SCARLINO – «Sentenza ingiusta e errata perché i giudici hanno dato più valore alle infondate teorie dei Comitati piuttosto che agli studi scientifici dei enti pubblici deputati ai controlli e alle verifiche di legge». A parlare Moreno Periccioli, presidente di Scarlino Energia che commenta così la sentenza che ha imposto lo stop all’inceneritore di Scarlino.
Parla invece di «scelta immotivata e grave della magistratura, che lede alla radice lo stato di diritto introducendo nella giurisprudenza un principio incomprensibile che genera una grande preoccupazione sulla possibilità di fare investimenti in Toscana ed in Italia». Alfredo De Girolamo, presidente di Confservizi Cispel Toscana, l’associazione regionale delle imprese di servizio pubblico che operano nel territorio toscano e che gestiscono servizi a rilevanza economica.
«La Sentenza stabilisce il principio, inaccettabile in uno stato di diritto – spiega De Girolamo – che un’attività economica possa essere chiusa anche se rispetta tutte le normative esistenti, ma solo in ragione di una generica preoccupazione sullo stato di salute della popolazione, senza nessuna dimostrazione che gli effetti sanitari dipendano da quella attività. La stessa sentenza infatti ammette che i dati sanitari riportati peraltro da una perizia di parte ‘pur non avendo acquisito un rilievo oggettivo sulla base di disposizioni di legge’ hanno comunque un rilievo sotto il profilo procedimentale. Si tratta di una novità giurisprudenziale di una gravità assoluta, che getta un’ombra, se non corretta, sulla possibilità di considerare l’Italia un paese in cui si può fare impresa rispettando le leggi ed ottenendo autorizzazioni legittime».
«La normativa italiana non prevedeva e non prevede che in sede di rilascio di un’autorizzazione per un impianto di gestione dei rifiuti si proceda ad analisi di tipi sanitario.

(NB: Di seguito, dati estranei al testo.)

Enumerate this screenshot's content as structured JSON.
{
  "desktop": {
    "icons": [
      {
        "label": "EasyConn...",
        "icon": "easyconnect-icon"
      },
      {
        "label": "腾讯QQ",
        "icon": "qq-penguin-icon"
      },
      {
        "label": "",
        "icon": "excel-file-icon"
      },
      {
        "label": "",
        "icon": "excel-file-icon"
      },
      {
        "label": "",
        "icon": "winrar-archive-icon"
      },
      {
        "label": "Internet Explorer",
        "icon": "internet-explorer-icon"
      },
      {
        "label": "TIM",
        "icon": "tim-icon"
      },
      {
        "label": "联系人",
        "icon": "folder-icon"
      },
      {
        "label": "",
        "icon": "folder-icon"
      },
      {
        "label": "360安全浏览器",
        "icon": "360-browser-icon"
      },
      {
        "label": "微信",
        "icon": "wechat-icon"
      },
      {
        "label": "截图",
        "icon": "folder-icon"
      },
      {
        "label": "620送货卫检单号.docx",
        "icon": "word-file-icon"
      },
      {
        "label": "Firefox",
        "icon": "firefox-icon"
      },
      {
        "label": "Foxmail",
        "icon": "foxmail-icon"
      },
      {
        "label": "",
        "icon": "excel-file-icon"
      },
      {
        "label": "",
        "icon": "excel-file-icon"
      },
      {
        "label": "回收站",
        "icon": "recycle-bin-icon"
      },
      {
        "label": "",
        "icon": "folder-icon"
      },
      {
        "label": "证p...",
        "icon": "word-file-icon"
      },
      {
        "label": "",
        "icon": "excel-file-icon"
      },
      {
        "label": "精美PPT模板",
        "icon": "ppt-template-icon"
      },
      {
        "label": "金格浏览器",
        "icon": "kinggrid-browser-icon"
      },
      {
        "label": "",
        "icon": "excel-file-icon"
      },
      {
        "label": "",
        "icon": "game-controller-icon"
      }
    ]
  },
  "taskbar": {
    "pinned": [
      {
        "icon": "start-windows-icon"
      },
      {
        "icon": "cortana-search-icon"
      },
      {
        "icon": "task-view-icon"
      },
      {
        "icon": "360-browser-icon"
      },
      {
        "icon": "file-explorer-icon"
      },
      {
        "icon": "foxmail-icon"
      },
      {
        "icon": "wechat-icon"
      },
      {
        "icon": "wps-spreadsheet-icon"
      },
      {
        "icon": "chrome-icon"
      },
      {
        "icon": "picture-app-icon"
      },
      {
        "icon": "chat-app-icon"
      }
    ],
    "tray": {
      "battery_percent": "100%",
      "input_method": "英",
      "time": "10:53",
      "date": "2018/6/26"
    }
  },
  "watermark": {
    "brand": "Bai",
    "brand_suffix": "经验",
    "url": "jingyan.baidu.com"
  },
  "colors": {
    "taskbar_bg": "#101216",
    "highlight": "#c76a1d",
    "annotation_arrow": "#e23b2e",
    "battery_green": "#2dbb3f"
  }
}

La Sentenza quindi introduce di fatto una nuova procedura per il rilascio di autorizzazioni, non prevista dalla legge, con effetto retroattivo – prosegue la nota di Scarlino Energia-. Una decisione assunta da un tribunale amministrativo, che opera senza possibilità di contraddittorio e che ha di fatto utilizzato esclusivamente la documentazione tecnica di parte del ricorrente, senza valutare i dati e le informazioni prodotte da Scarlino Energia e dalla Provincia di Grosseto».
La chiusura dell’impianto genera una «Probabile cassa integrazione per circa 60 dipendenti, altri 60 dell’indotto senza una prospettiva, l’avvio della procedura di concordato per un’impresa importante del territorio, il congelamento di investimenti ingenti fatti negli ultimi anni e un effetto di aggravio dei costi per la gestione dei rifiuti urbani nell’Ato Sud».
«La storia quasi ventennale di questo impianto – prosegue Periccoli – racconta le enormi difficoltà di che cosa significa per un’azienda lavorare senza le necessarie garanzie conferite dalla certezza delle regole. Per questo faremo ricorso in Cassazione contro un provvedimento che si è pronunciato su profili riservati alla competenza del Tribunale Superiore delle Acque, al quale la legge riserva la cognizione delle controversie concernenti il regime delle acque, travalicando anche le valutazioni di merito sulla tutela della salute dei cittadini riservate all’Usl e all’Arpat. Oltre a essere previsto da tutte le normative, europee, nazionali e regionali, il nostro impianto ha sempre operato nel rispetto della normativa dimostrando di essere utile alla Toscana e a tutto al territorio per la chiusura del ciclo dei rifiuti».
«Invito urgentemente la Regione, da poche settimane titolare della funzione di autorizzazione degli impianti di gestione dei rifiuti in Toscana a seguito della recente modifica della legge regionale – conlude De Girolamo -, ad attivare ogni iniziativa possibile sul piano formale e sostanziale per garantire la rapida riapertura dell’impianto».